There are over 6500 species of trees, shrubs and wildflowers in Nepal. The height of floral glory is in March and April when rhododendrons, the national flower, burst into colour. Nepal also boasts an astounding diversity of animal life, with 800 bird species and exotic mammals such as the royal Bengal tiger and snow leopard, as well as rhinoceros, elephant, bear, deer, monkey and jackal. Unfortunately, due to habitat degeneration and poaching, opportunities for seeing wildlife are usually restricted to national parks, reserves and western Nepal, where the human population is sparse.

Nepal has a typically monsoonal two-season year: the dry season (October to May) and the wet season (June to September). The monsoon affects the whole country, often flooding the southern plains, before tailing off as it moves away to the north and west. Temperatures vary but are generally hottest in the summer months of May and June and coldest during December and January.

Climatic factors are very important in deciding when to visit Nepal. October-November, the start of the dry season, is in many ways the best time of year: the weather is balmy, the air is clean, visibility is perfect, and the country is lush following the monsoon.
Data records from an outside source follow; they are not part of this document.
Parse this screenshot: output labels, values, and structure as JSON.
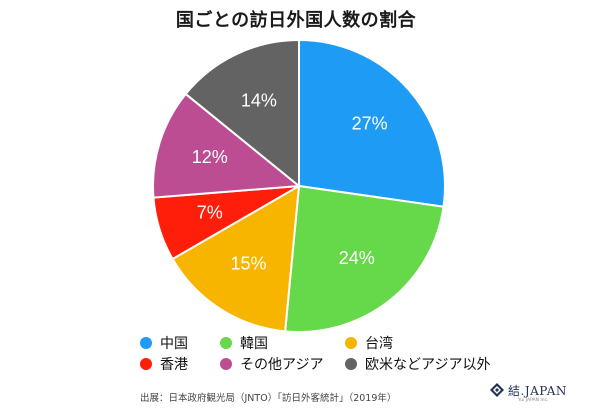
{
  "chart_data": {
    "type": "pie",
    "title": "国ごとの訪日外国人数の割合",
    "slices": [
      {
        "name": "中国",
        "value": 27,
        "label": "27%",
        "color": "#1e9bf5"
      },
      {
        "name": "韓国",
        "value": 24,
        "label": "24%",
        "color": "#66d94a"
      },
      {
        "name": "台湾",
        "value": 15,
        "label": "15%",
        "color": "#f7b500"
      },
      {
        "name": "香港",
        "value": 7,
        "label": "7%",
        "color": "#ff1e0a"
      },
      {
        "name": "その他アジア",
        "value": 12,
        "label": "12%",
        "color": "#bd4d93"
      },
      {
        "name": "欧米などアジア以外",
        "value": 14,
        "label": "14%",
        "color": "#636363"
      }
    ],
    "legend_order": [
      "中国",
      "韓国",
      "台湾",
      "香港",
      "その他アジア",
      "欧米などアジア以外"
    ],
    "legend_placement": "bottom"
  },
  "source": "出展：日本政府観光局（JNTO）「訪日外客統計」（2019年）",
  "logo": {
    "text": "結.JAPAN",
    "sub": "Yui JAPAN Inc."
  }
}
February-April, the tail end of the dry season is the second-best period: visibility is not so good because of dust, but the weather is warm and many of Nepal's wonderful wild flowers are in bloom. In December and January the climate and visibility are good but it can be chilly: trekkers need to be well prepared for snow, and cheaper hotels in Kathmandu - where heating is nonexistent - can be gloomy in the evening. The rest of the year is fairly unpleasant for travelling: May and early June are generally too hot and dusty for comfort, and the monsoon from mid-June to September obscures the mountains in cloud and turns trails and roads to mud.